Single by T-Bone Walker
- B-side: "I Got a Break, Baby"
- Released: November 1945
- Recorded: Hollywood, July 20, 1942
- Genre: Blues
- Length: 2:56
- Label: Capitol

= Mean Old World =

Blues standard first recorded by T-Bone Walker

"Mean Old World" is a blues song recorded by American blues electric guitar musician T-Bone Walker in 1942. It has been described (along with the single's B-side) as "the first important blues recordings on the electric guitar". Over the years it has been interpreted and recorded by numerous blues, jazz and rock and roll artists.

==Original song==
T-Bone Walker began performing "Mean Old World" when he was with Les Hite and His Orchestra from 1939 to 1940. After leaving Hite's band, Walker continued to develop and refine his style on the Los Angeles club circuit. On July 20, 1942, he recorded "Mean Old World" for Capitol Records. The song was performed in the West Coast blues style, with a small combo of pianist Freddie Slack, bassist Jud DeNaut, and drummer Dave Coleman accompanying Walker on vocal and guitar. "Mean Old World" "showcased T-Bones's new, and already developed, style, in which he answered his smoky, soulful vocal phrases with deft, stinging, jazz-inflected lead lines on his electric guitar".
Capitol released the song in November 1945, with "I Got a Break, Baby", as the third disc in a five 10-inch record collection "The History of Jazz, Volume 3: Then Came Swing" (Capitol Criterion CE 18). Capitol later issued it as a single in 1947 (Capitol 15003).

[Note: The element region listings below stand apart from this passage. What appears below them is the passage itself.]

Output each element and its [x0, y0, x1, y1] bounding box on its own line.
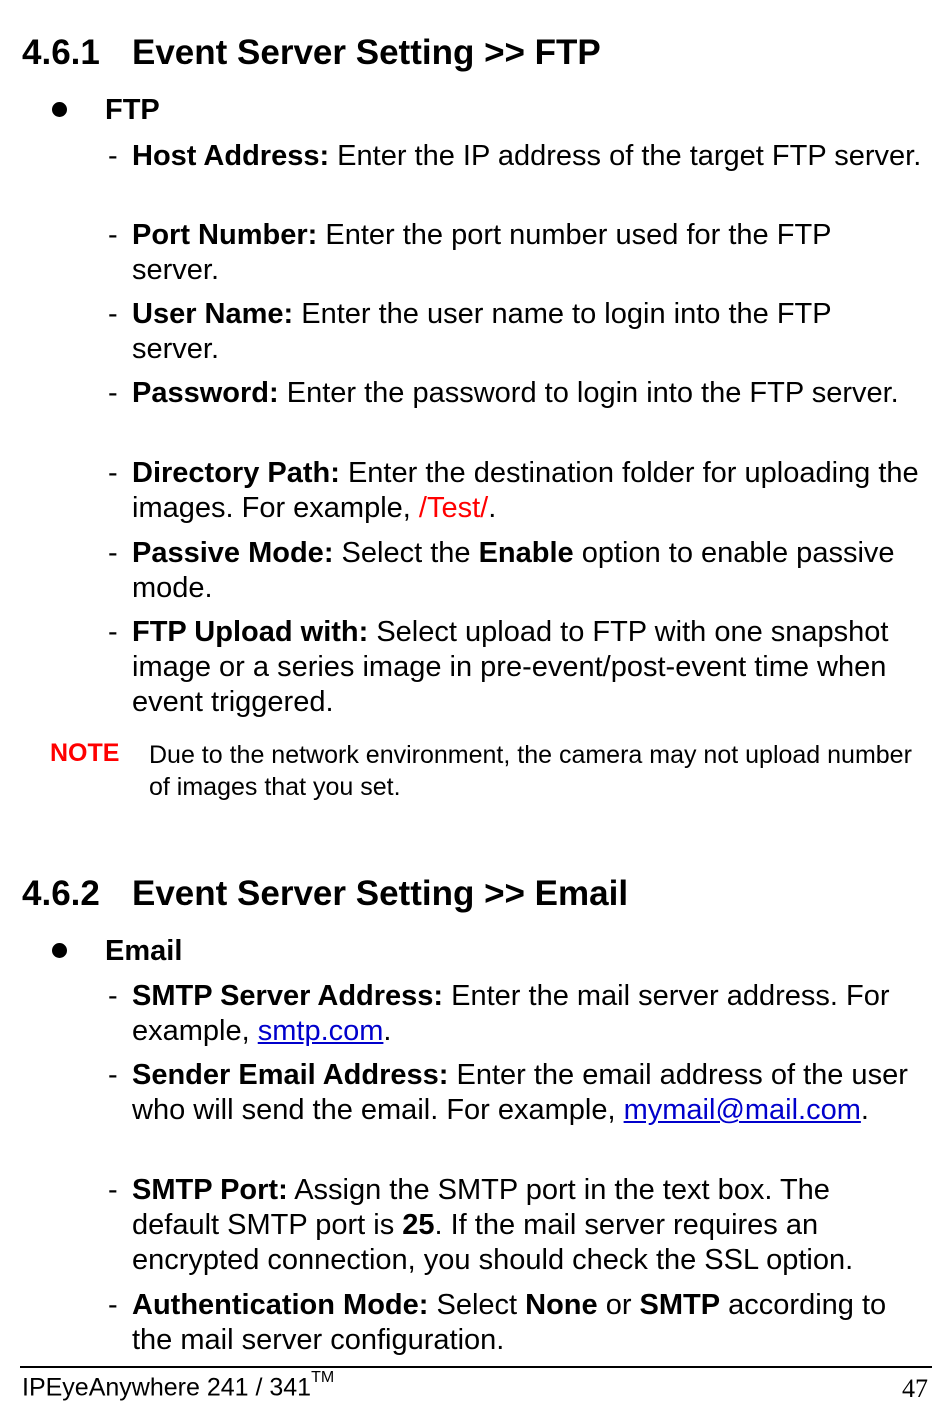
item-text: Enter the user name to login into the FTP server. — [132, 298, 832, 365]
item-text: Assign the SMTP port in the text box. The default SMTP port is — [132, 1174, 830, 1241]
item-text: Enter the password to login into the FTP server. — [278, 377, 899, 409]
section-title: Event Server Setting >> FTP — [132, 33, 601, 72]
item-text-end: . — [860, 1094, 869, 1126]
item-bold: Enable — [478, 537, 574, 569]
item-bold: SMTP — [639, 1289, 721, 1321]
item-label: Host Address: — [132, 140, 330, 172]
bullet-email — [52, 935, 182, 968]
item-label: SMTP Server Address: — [132, 980, 444, 1012]
item-text-mid: or — [597, 1289, 640, 1321]
product-name: IPEyeAnywhere 241 / 341 — [22, 1373, 312, 1402]
bullet-label: Email — [105, 935, 183, 967]
item-label: Authentication Mode: — [132, 1289, 429, 1321]
section-heading-ftp — [22, 33, 601, 73]
footer-divider — [20, 1366, 932, 1368]
item-text: Enter the mail server address. For example, — [132, 980, 890, 1047]
bullet-ftp — [52, 94, 160, 127]
bullet-label: FTP — [105, 94, 160, 126]
item-text-end: . — [488, 492, 497, 524]
item-label: Port Number: — [132, 219, 318, 251]
list-item: - SMTP Server Address: Enter the mail server address. For example, smtp.com. — [108, 980, 890, 1047]
item-bold: 25 — [402, 1209, 435, 1241]
list-item: - User Name: Enter the user name to login into the FTP server. — [108, 298, 832, 365]
bullet-dot-icon — [52, 102, 67, 117]
list-item: - SMTP Port: Assign the SMTP port in the text box. The default SMTP port is 25. If the mail server requires an encrypted connection, you should check the SSL option. — [108, 1174, 854, 1276]
item-text-end: according to the mail server configuration. — [132, 1289, 887, 1356]
list-item: - Password: Enter the password to login into the FTP server. — [108, 377, 899, 409]
item-text-end: option to enable passive mode. — [132, 537, 895, 604]
item-text-end: . If the mail server requires an encrypted connection, you should check the SSL option. — [132, 1209, 854, 1276]
item-text-end: . — [383, 1015, 392, 1047]
item-label: SMTP Port: — [132, 1174, 288, 1206]
note-text: Due to the network environment, the camera may not upload number of images that you set. — [149, 741, 912, 801]
footer-product — [22, 1369, 335, 1402]
item-label: Passive Mode: — [132, 537, 334, 569]
list-item: - Sender Email Address: Enter the email address of the user who will send the email. For example, mymail@mail.com. — [108, 1059, 908, 1126]
list-item: - Port Number: Enter the port number used for the FTP server. — [108, 219, 831, 286]
email-link[interactable]: mymail@mail.com — [623, 1094, 861, 1126]
section-number: 4.6.1 — [22, 33, 100, 72]
section-title: Event Server Setting >> Email — [132, 874, 629, 913]
item-text: Select upload to FTP with one snapshot image or a series image in pre-event/post-event time when event triggered. — [132, 616, 889, 718]
example-path: /Test/ — [418, 492, 489, 524]
list-item: - Host Address: Enter the IP address of the target FTP server. — [108, 140, 922, 172]
item-text: Select — [428, 1289, 526, 1321]
item-text: Enter the destination folder for uploading the images. For example, — [132, 457, 919, 524]
item-label: Directory Path: — [132, 457, 340, 489]
item-bold: None — [525, 1289, 598, 1321]
item-label: User Name: — [132, 298, 294, 330]
note-label: NOTE — [50, 739, 120, 767]
list-item: - Authentication Mode: Select None or SMTP according to the mail server configuration. — [108, 1289, 887, 1356]
item-text: Enter the IP address of the target FTP server. — [329, 140, 922, 172]
smtp-link[interactable]: smtp.com — [257, 1015, 384, 1047]
trademark: TM — [311, 1369, 335, 1386]
item-text: Enter the email address of the user who will send the email. For example, — [132, 1059, 908, 1126]
bullet-dot-icon — [52, 943, 67, 958]
item-text: Enter the port number used for the FTP server. — [132, 219, 831, 286]
item-label: Sender Email Address: — [132, 1059, 449, 1091]
list-item: - Passive Mode: Select the Enable option to enable passive mode. — [108, 537, 895, 604]
item-label: Password: — [132, 377, 279, 409]
item-text: Select the — [333, 537, 479, 569]
list-item: - Directory Path: Enter the destination folder for uploading the images. For example, /Test/. — [108, 457, 919, 524]
section-number: 4.6.2 — [22, 874, 100, 913]
page-number: 47 — [902, 1374, 928, 1403]
item-label: FTP Upload with: — [132, 616, 369, 648]
list-item: - FTP Upload with: Select upload to FTP with one snapshot image or a series image in pre-event/post-event time when event triggered. — [108, 616, 889, 718]
section-heading-email — [22, 874, 628, 914]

Because of a recording ban, T-Bone Walker did not record again until October 10, 1944, for the Rhumboogie label in Chicago. He recorded a variation on "Mean Old World", initially designated "T-Bone Blues No. 2". When Rhumboogie released it in 1946, it was retitled "Mean Old World Blues". It did not feature Walker's guitar as prominently (the backing group, Marl Young's Orchestra, had a five-piece horn section) and some new lyrics were substituted. Walker commented "those sides were not so hot, not as good as the ones in L.A. later. They were big band numbers, more like what I recorded with Hite". However, the opening verses remained the same:

This is a mean old world, baby to live in by yourself
This is a mean old world, babe to live in by yourself
When you can't get the woman you love, you know she's loving someone else

This anticipated future versions, in which new lyrics would be added to the familiar opening lines. On December 14, 1956, Walker recorded another version for Atlantic Records that was released on the acclaimed 1959 album T-Bone Blues. He is backed by a small combo with Lloyd Glenn on piano, Billy Hadnot on bass, and Oscar Bradley on drums.

==Little Walter version==

In October 1952, Little Walter recorded his version of "Mean Old World" for Checker Records, a subsidiary of Chess Records. It was recast as a Chicago blues, with Walter's amplified harmonica prominently featured and several new lyrics substituted. The song was a hit, reaching number six on the Billboard R&B chart, where it remained for six weeks in 1953. Backing Little Walter are the Aces, with guitarists Louis and Dave Myers and drummer Fred Below. T-Bone Walker's Capitol version was released before Billboard magazine or a similar service began tracking such releases, so it is difficult to gauge which version was more popular. Little Walter received the sole credit for his recording.